Preexisting mental disorders was not assessed and may have had an influence on the findings.

The variables which were not included were also a factor in the present study for instance the relationship between other stress inducers like positive and negative symptoms of patient, knowledge of caregivers, personal factors, environmental factors and mental distress.


This finding observed that higher prevalence of mental distress among caregivers’ of people with severe mental illness at Amanuel Mental Specialized Hospital which was 221(56.67 %). poor social support were strongly associated with mental distress which implies caregivers who have not social support have experienced higher mental distress than caregivers who have good social support therefore every possible action should be taken to expand social support. The study results also suggest that researchers and mental health professionals should attend to the special needs of caregivers who are female, farmer, have lower levels of education, and caregivers who took care for patients with psychotic disorder and patients with multiple admissions at risk of mental distress. Generally these findings called for measures to be taken to ensure that the needs of caregivers are met.


Interventions could be developed that have a focus on the health and well-being of the caregivers for instance, interventions that focus on stress reduction and health promotion activities.

Scheduled and ongoing psycho-education and mutual support programme could be implemented and strengthened that helps to cope stress, empowering caregivers with knowledge and develop their competence in handling illness of care recipient and enhance their chance of living a life that is as normal as possible. Because this psycho-education and mutual support may compensate for deficiencies in people’s natural support networks.

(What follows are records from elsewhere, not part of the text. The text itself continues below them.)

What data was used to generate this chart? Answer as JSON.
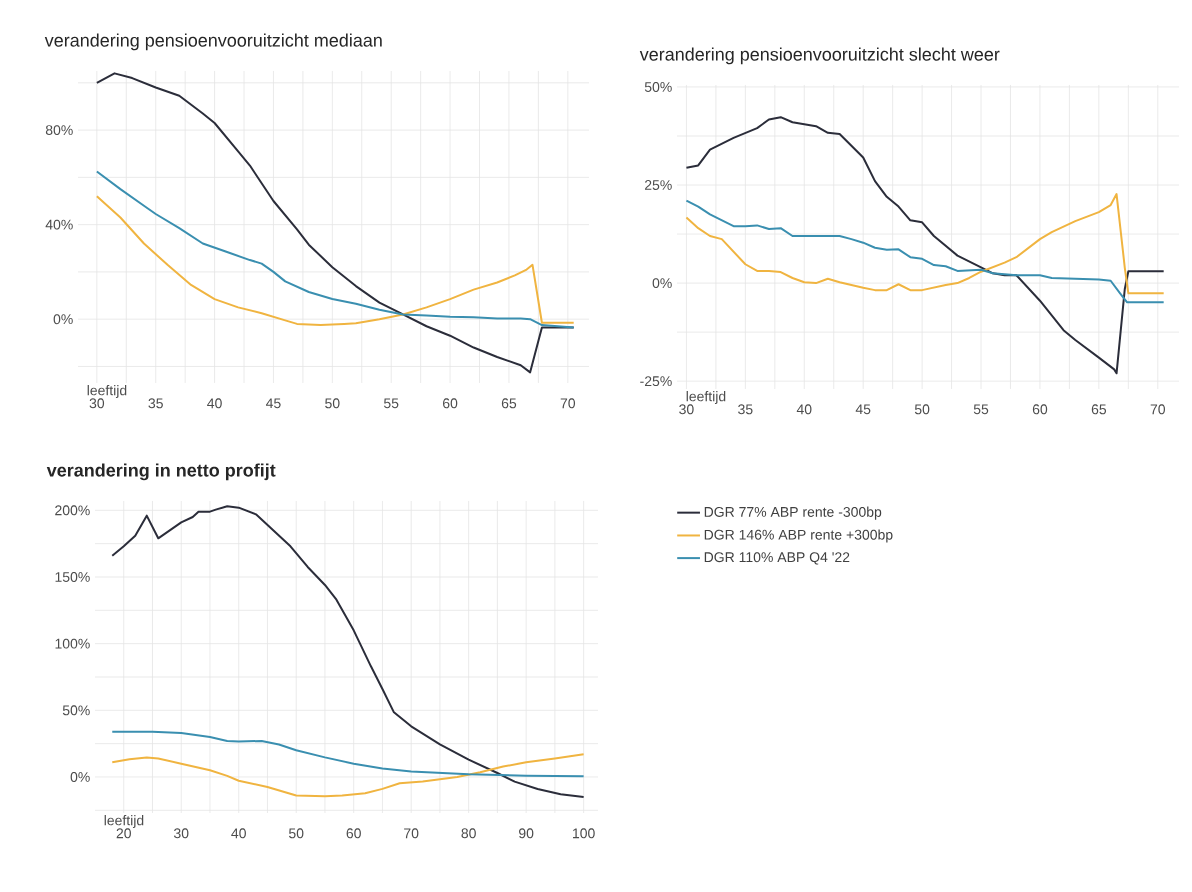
{
  "chart_data": [
    {
      "type": "line",
      "title": "verandering pensioenvooruitzicht mediaan",
      "xlabel": "leeftijd",
      "grid": true,
      "xlim": [
        28.4,
        71.8
      ],
      "ylim": [
        -27,
        105
      ],
      "xticks": [
        30,
        {
          "value": 32.5,
          "label": null
        },
        35,
        {
          "value": 37.5,
          "label": null
        },
        40,
        {
          "value": 42.5,
          "label": null
        },
        45,
        {
          "value": 47.5,
          "label": null
        },
        50,
        {
          "value": 52.5,
          "label": null
        },
        55,
        {
          "value": 57.5,
          "label": null
        },
        60,
        {
          "value": 62.5,
          "label": null
        },
        65,
        {
          "value": 67.5,
          "label": null
        },
        70
      ],
      "yticks": [
        {
          "value": -20,
          "label": null
        },
        {
          "value": 0,
          "label": "0%"
        },
        {
          "value": 20,
          "label": null
        },
        {
          "value": 40,
          "label": "40%"
        },
        {
          "value": 60,
          "label": null
        },
        {
          "value": 80,
          "label": "80%"
        },
        {
          "value": 100,
          "label": null
        }
      ],
      "series": [
        {
          "color": "#2b2d3a",
          "x": [
            30,
            31.5,
            33,
            35,
            37,
            39,
            40,
            42,
            43,
            45,
            47,
            48,
            50,
            52,
            54,
            56,
            58,
            60,
            62,
            64,
            66,
            66.8,
            67.8,
            70.5
          ],
          "values": [
            100,
            104,
            102,
            98,
            94.5,
            87,
            83,
            71,
            65,
            50,
            38,
            31.5,
            22,
            14,
            7,
            2,
            -3,
            -7,
            -12,
            -16,
            -19.5,
            -22.5,
            -3.5,
            -3.5
          ]
        },
        {
          "color": "#f0b440",
          "x": [
            30,
            32,
            34,
            36,
            38,
            40,
            42,
            44,
            46,
            47,
            49,
            51,
            52,
            54,
            56,
            58,
            60,
            62,
            64,
            65.5,
            66.5,
            67,
            67.8,
            70.5
          ],
          "values": [
            52,
            43,
            32,
            23,
            14.5,
            8.5,
            5,
            2.5,
            -0.5,
            -2,
            -2.5,
            -2,
            -1.7,
            0,
            2,
            5,
            8.5,
            12.5,
            15.5,
            18.5,
            21,
            23,
            -1.5,
            -1.5
          ]
        },
        {
          "color": "#3a8fb0",
          "x": [
            30,
            32,
            34,
            35,
            37,
            39,
            41,
            43,
            44,
            45,
            46,
            48,
            50,
            52,
            54,
            56,
            58,
            60,
            62,
            64,
            66,
            66.8,
            67.8,
            70.5
          ],
          "values": [
            62.5,
            55,
            48,
            44.5,
            38.5,
            32,
            28.5,
            25,
            23.5,
            20,
            16,
            11.5,
            8.5,
            6.5,
            4,
            2,
            1.5,
            1,
            0.8,
            0.3,
            0.3,
            0,
            -2.5,
            -3.5
          ]
        }
      ]
    },
    {
      "type": "line",
      "title": "verandering pensioenvooruitzicht slecht weer",
      "xlabel": "leeftijd",
      "grid": true,
      "xlim": [
        29.2,
        71.8
      ],
      "ylim": [
        -27,
        50.5
      ],
      "xticks": [
        30,
        {
          "value": 32.5,
          "label": null
        },
        35,
        {
          "value": 37.5,
          "label": null
        },
        40,
        {
          "value": 42.5,
          "label": null
        },
        45,
        {
          "value": 47.5,
          "label": null
        },
        50,
        {
          "value": 52.5,
          "label": null
        },
        55,
        {
          "value": 57.5,
          "label": null
        },
        60,
        {
          "value": 62.5,
          "label": null
        },
        65,
        {
          "value": 67.5,
          "label": null
        },
        70
      ],
      "yticks": [
        {
          "value": -25,
          "label": "-25%"
        },
        {
          "value": -12.5,
          "label": null
        },
        {
          "value": 0,
          "label": "0%"
        },
        {
          "value": 12.5,
          "label": null
        },
        {
          "value": 25,
          "label": "25%"
        },
        {
          "value": 37.5,
          "label": null
        },
        {
          "value": 50,
          "label": "50%"
        }
      ],
      "series": [
        {
          "color": "#2b2d3a",
          "x": [
            30,
            31,
            32,
            34,
            36,
            37,
            38,
            39,
            40,
            41,
            42,
            43,
            44,
            45,
            46,
            47,
            48,
            49,
            50,
            51,
            52,
            53,
            55,
            56,
            57,
            58,
            60,
            62,
            63,
            65,
            66.3,
            66.5,
            67.2,
            67.5,
            70.5
          ],
          "values": [
            29.4,
            30,
            34,
            37,
            39.5,
            41.7,
            42.3,
            41,
            40.5,
            40,
            38.3,
            38,
            35,
            32,
            26,
            22,
            19.5,
            16,
            15.5,
            12,
            9.5,
            7,
            4,
            2.5,
            2,
            2,
            -4.5,
            -12,
            -14.5,
            -19,
            -22,
            -23,
            -1.5,
            3,
            3
          ]
        },
        {
          "color": "#f0b440",
          "x": [
            30,
            31,
            32,
            33,
            35,
            36,
            37,
            38,
            39,
            40,
            41,
            42,
            43,
            45,
            46,
            47,
            48,
            49,
            50,
            52,
            53,
            54,
            55,
            57,
            58,
            60,
            61,
            63,
            65,
            66,
            66.5,
            67.2,
            67.5,
            70.5
          ],
          "values": [
            16.7,
            14,
            12,
            11.2,
            4.8,
            3.1,
            3.1,
            2.8,
            1.3,
            0.2,
            0,
            1.1,
            0.2,
            -1.2,
            -1.8,
            -1.8,
            -0.3,
            -1.8,
            -1.8,
            -0.5,
            0,
            1.3,
            2.9,
            5.2,
            6.6,
            11.2,
            13,
            15.8,
            18.1,
            19.9,
            22.7,
            3.9,
            -2.6,
            -2.6
          ]
        },
        {
          "color": "#3a8fb0",
          "x": [
            30,
            31,
            32,
            34,
            35,
            36,
            37,
            38,
            39,
            41,
            43,
            44,
            45,
            46,
            47,
            48,
            49,
            50,
            51,
            52,
            53,
            55,
            56,
            58,
            60,
            61,
            63,
            65,
            66,
            66.8,
            67.4,
            70.5
          ],
          "values": [
            21,
            19.5,
            17.5,
            14.5,
            14.5,
            14.7,
            13.8,
            14,
            12,
            12,
            12,
            11.2,
            10.3,
            9,
            8.5,
            8.6,
            6.6,
            6.2,
            4.6,
            4.3,
            3.1,
            3.4,
            2.5,
            2,
            2,
            1.3,
            1.1,
            0.9,
            0.6,
            -2.6,
            -4.9,
            -4.9
          ]
        }
      ]
    },
    {
      "type": "line",
      "title": "verandering in netto profijt",
      "xlabel": "leeftijd",
      "grid": true,
      "legend": "right",
      "xlim": [
        15,
        102.5
      ],
      "ylim": [
        -27,
        207
      ],
      "xticks": [
        20,
        {
          "value": 25,
          "label": null
        },
        30,
        {
          "value": 35,
          "label": null
        },
        40,
        {
          "value": 45,
          "label": null
        },
        50,
        {
          "value": 55,
          "label": null
        },
        60,
        {
          "value": 65,
          "label": null
        },
        70,
        {
          "value": 75,
          "label": null
        },
        80,
        {
          "value": 85,
          "label": null
        },
        90,
        {
          "value": 95,
          "label": null
        },
        100
      ],
      "yticks": [
        {
          "value": -25,
          "label": null
        },
        {
          "value": 0,
          "label": "0%"
        },
        {
          "value": 25,
          "label": null
        },
        {
          "value": 50,
          "label": "50%"
        },
        {
          "value": 75,
          "label": null
        },
        {
          "value": 100,
          "label": "100%"
        },
        {
          "value": 125,
          "label": null
        },
        {
          "value": 150,
          "label": "150%"
        },
        {
          "value": 175,
          "label": null
        },
        {
          "value": 200,
          "label": "200%"
        }
      ],
      "series": [
        {
          "name": "DGR 77% ABP rente -300bp",
          "color": "#2b2d3a",
          "x": [
            18,
            20,
            22,
            24,
            26,
            28,
            30,
            32,
            33,
            35,
            36,
            38,
            40,
            43,
            46,
            49,
            52,
            55,
            57,
            60,
            63,
            65,
            67,
            70,
            75,
            80,
            85,
            88,
            92,
            96,
            100
          ],
          "values": [
            166,
            173,
            181,
            196,
            179,
            185,
            191,
            195,
            199,
            199,
            200.5,
            203,
            202,
            197,
            185,
            173,
            157.5,
            144,
            133,
            110,
            83,
            66,
            48.5,
            38,
            24.5,
            13,
            3,
            -3.5,
            -9,
            -13,
            -15
          ]
        },
        {
          "name": "DGR 146% ABP rente +300bp",
          "color": "#f0b440",
          "x": [
            18,
            21,
            24,
            26,
            30,
            35,
            38,
            40,
            45,
            50,
            55,
            58,
            62,
            65,
            68,
            72,
            78,
            82,
            86,
            90,
            95,
            100
          ],
          "values": [
            11,
            13.3,
            14.7,
            13.9,
            10,
            5,
            0.8,
            -2.8,
            -7.5,
            -13.9,
            -14.4,
            -13.9,
            -12.2,
            -8.9,
            -4.7,
            -3.3,
            0,
            3.6,
            7.8,
            11,
            13.9,
            17
          ]
        },
        {
          "name": "DGR 110% ABP Q4 '22",
          "color": "#3a8fb0",
          "x": [
            18,
            25,
            30,
            35,
            38,
            40,
            44,
            47,
            50,
            55,
            60,
            65,
            70,
            80,
            90,
            100
          ],
          "values": [
            34,
            34,
            33,
            30,
            27,
            26.6,
            27,
            24.4,
            20,
            14.7,
            10,
            6.4,
            4.2,
            2,
            1,
            0.5
          ]
        }
      ]
    }
  ]
}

Moreover, it suggest that rather than exclusively targeting patients’ treatments, mental distress screenings and emotional health assessments for diagnosis of probable mental distress could be conducted for caregivers and is likely to yield significant payoffs in terms of reducing caregivers’ mental distress.

Efforts should be exerted for treating patients effectively to minimize relapse or frequent admission as much possible.

Future work should be directed at specific mental disorders by further characterizing the nature and severity of illness.